Rao Bagha (one of his sons) at the time was along with his son Rao Banir. He convinced Rao Bika of Bikaner (Kandhalji's nephew) and Rao Jodha of Marwar (Kandhalji's older brother) to combine their forces to seek revenge. Between 1490 and 1491 Rao Bagha led his forces against Sarang Khan and exacted revenge for his father's death by defeating him at Sahawa. Rao Bagha was killed in this battle.

After his death, instead of his grandson Rao Banir who was then a minor, the titles of Rawat Kandhal went to Rao Raj Singh (of Rajasar who later on founded his own principality of Jaitpur) owing to political intrigue. Rao Banir went to Sahawa, and later shifted his seat to Shivgarh Ghanghu where he finally settled.
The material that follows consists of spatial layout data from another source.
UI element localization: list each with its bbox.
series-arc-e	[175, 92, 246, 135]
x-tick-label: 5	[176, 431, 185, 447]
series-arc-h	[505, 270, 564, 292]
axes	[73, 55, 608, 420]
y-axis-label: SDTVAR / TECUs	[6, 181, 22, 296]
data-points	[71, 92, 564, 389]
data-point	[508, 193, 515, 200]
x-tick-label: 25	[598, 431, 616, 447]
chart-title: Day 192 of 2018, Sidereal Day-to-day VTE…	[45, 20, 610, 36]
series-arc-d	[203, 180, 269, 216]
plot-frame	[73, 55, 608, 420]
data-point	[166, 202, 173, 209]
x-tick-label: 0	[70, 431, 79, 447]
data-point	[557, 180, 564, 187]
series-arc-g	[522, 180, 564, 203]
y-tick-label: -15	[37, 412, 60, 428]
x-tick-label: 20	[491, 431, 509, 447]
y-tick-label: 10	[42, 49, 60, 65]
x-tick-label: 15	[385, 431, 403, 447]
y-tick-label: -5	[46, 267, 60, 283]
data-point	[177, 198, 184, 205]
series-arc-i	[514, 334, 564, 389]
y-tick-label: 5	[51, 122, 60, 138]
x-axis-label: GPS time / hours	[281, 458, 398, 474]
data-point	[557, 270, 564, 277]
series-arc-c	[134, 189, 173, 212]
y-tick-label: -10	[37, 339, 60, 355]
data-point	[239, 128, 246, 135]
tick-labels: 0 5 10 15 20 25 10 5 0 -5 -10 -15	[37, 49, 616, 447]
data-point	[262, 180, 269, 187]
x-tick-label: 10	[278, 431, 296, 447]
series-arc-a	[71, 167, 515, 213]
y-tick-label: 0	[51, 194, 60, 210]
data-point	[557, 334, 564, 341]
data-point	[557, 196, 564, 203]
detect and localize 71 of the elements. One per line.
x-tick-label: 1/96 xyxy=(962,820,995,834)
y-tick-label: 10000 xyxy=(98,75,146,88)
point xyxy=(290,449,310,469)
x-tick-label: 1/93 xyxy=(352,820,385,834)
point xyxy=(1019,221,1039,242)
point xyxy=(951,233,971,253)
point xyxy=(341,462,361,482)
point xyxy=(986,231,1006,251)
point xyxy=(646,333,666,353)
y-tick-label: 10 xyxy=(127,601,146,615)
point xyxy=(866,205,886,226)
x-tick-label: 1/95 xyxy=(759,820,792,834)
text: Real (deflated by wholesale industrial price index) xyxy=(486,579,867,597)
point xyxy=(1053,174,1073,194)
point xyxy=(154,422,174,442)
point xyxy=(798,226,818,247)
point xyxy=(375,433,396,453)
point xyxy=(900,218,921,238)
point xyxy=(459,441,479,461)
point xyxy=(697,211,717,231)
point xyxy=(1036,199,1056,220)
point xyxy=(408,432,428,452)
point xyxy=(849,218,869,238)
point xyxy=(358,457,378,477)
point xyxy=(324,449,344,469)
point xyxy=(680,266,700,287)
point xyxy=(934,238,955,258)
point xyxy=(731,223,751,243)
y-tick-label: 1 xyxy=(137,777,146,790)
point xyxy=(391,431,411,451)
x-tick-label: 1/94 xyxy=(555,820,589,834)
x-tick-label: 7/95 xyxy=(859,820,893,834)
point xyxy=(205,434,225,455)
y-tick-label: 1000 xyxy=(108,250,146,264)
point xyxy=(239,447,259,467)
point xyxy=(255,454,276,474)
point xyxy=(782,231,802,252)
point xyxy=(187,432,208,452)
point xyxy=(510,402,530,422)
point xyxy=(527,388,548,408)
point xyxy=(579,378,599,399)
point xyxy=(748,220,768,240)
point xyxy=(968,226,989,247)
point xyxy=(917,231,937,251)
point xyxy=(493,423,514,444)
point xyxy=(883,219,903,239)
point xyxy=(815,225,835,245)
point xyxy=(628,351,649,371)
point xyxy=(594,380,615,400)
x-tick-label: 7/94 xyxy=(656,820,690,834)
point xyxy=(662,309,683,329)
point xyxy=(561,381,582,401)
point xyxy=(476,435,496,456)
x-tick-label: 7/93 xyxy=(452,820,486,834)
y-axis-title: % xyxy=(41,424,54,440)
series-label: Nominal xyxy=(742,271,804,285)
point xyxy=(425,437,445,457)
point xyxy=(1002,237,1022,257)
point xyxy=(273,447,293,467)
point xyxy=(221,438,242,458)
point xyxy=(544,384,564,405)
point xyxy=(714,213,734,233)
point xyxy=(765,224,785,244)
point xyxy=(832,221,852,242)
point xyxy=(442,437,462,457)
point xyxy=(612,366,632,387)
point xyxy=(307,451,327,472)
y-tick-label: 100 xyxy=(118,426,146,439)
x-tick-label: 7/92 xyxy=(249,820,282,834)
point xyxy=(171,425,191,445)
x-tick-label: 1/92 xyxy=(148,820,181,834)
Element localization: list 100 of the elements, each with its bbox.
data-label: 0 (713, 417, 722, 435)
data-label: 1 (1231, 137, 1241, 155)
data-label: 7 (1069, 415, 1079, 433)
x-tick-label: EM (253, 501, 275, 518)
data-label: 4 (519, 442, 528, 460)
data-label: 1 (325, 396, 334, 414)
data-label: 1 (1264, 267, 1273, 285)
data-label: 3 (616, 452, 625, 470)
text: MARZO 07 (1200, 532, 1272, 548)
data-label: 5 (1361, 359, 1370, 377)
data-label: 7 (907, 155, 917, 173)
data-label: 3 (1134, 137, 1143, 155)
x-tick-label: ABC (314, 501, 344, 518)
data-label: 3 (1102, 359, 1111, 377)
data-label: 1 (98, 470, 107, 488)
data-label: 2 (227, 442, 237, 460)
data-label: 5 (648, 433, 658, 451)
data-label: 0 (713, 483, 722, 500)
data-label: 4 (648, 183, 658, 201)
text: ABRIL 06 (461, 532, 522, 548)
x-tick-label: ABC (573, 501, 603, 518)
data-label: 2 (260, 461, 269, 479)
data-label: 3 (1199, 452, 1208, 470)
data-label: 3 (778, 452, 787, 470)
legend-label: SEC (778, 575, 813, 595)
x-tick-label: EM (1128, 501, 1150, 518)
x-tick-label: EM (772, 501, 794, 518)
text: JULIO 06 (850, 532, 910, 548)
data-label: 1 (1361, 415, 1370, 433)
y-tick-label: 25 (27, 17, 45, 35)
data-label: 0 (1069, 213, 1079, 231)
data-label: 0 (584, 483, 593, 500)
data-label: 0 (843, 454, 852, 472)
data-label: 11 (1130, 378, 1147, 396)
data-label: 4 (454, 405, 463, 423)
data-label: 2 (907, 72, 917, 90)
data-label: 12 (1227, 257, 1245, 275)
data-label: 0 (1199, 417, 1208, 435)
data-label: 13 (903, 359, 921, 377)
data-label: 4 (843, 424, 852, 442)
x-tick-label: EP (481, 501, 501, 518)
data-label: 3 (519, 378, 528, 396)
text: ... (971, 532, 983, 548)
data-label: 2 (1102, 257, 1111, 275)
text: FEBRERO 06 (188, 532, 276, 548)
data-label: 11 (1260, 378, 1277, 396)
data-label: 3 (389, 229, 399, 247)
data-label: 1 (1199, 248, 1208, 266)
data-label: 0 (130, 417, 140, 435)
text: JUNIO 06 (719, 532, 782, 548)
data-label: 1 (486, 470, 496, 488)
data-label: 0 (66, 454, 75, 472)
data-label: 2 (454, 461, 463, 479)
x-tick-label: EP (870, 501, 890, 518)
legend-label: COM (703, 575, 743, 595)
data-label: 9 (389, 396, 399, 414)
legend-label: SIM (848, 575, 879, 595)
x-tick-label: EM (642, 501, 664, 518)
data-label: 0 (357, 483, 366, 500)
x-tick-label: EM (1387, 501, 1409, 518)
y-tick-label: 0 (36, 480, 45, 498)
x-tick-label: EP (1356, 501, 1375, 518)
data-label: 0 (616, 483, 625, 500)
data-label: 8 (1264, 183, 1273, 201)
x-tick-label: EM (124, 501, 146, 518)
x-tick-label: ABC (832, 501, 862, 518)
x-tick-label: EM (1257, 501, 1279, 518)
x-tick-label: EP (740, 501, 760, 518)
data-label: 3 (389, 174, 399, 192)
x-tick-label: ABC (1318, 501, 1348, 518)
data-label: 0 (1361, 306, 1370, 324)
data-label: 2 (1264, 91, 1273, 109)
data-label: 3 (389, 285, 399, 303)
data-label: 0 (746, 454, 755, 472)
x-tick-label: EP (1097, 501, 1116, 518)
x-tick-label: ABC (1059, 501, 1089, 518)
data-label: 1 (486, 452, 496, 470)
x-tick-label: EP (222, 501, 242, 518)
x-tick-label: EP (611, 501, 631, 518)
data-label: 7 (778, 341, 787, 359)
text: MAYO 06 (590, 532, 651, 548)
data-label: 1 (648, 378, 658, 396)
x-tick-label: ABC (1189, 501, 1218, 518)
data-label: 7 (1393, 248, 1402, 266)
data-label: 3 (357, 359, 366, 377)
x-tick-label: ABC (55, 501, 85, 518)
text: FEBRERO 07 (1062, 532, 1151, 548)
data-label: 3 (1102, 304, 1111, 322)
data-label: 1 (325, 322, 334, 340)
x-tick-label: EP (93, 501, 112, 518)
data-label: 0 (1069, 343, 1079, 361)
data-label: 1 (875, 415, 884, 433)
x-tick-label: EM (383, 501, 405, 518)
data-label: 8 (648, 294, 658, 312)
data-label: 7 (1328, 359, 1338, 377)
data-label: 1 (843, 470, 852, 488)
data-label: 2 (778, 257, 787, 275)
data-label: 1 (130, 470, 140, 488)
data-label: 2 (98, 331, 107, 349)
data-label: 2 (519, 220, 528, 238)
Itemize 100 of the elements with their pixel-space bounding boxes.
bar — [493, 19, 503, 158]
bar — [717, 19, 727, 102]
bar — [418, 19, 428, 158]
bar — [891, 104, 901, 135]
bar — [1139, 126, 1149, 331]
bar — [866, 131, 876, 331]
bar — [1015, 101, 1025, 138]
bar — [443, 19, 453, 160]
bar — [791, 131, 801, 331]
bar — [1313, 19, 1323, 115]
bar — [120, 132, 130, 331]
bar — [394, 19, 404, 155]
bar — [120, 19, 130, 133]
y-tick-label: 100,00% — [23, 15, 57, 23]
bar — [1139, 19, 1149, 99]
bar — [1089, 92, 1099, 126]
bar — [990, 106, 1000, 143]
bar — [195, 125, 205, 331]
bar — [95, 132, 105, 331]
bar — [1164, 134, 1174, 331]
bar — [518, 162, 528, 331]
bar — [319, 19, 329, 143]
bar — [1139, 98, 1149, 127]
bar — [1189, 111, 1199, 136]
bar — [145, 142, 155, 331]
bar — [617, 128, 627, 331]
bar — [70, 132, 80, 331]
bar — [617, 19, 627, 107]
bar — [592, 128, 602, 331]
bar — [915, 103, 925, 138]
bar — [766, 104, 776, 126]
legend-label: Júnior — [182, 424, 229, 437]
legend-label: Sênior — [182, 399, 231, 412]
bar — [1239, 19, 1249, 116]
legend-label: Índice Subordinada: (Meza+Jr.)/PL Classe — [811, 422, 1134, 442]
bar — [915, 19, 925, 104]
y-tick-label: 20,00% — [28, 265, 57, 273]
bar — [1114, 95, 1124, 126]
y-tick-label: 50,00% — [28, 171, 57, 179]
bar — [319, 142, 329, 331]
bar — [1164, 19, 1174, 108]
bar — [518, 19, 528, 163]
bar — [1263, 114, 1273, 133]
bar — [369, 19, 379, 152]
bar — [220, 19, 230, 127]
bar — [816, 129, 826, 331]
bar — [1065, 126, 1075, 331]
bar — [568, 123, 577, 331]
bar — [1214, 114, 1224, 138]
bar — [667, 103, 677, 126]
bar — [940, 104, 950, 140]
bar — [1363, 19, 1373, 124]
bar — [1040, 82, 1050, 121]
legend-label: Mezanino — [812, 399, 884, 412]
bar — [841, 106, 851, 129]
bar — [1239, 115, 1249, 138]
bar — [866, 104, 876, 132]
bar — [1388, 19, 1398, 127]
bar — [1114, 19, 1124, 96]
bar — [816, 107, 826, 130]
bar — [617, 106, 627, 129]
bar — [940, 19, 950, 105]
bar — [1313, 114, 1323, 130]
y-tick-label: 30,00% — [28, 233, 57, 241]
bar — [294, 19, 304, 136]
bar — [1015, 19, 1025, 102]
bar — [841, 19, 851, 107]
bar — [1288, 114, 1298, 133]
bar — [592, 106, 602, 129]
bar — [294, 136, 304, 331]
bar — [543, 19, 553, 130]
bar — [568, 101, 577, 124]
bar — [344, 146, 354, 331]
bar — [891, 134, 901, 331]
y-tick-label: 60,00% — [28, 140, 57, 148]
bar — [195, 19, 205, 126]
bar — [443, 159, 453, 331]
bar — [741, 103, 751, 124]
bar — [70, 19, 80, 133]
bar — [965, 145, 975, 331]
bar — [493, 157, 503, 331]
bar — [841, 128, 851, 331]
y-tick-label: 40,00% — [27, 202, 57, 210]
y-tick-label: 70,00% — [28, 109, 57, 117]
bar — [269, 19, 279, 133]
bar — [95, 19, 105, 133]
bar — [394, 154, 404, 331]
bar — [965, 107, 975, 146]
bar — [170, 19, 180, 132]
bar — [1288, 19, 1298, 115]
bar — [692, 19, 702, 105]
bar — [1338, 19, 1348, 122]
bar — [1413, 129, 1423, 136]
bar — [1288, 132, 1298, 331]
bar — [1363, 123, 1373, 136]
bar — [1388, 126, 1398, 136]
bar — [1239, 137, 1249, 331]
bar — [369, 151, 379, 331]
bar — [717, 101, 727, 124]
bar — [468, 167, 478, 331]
Many thikanas emerged from his descendants later on, including CHURU, THAILASAR. Many junior thikanas also emerged including Ghantel, Khandawa, Kallasar, Lohsana, Karanpura, Jaitpur, Depalsar, Dudwa, Lakhau, Jhariya, Jhanjhani, among others.

The Kandhalot clan- the descendants of Rawat Kandhal which formed an integral part of the Bikaner state are today divided into 3 subdivisions- Rawatot (descendants of Rawat Raj Singhji), Banirot (descendants of Rao Banirji- son of Rao Bagha) and Saidasot (descendants of Rao Ardakmalji). The headseat of the Kandhalot clan was the Thikana of Rawatsar (made by the descendants of Rawat Raj Singhji).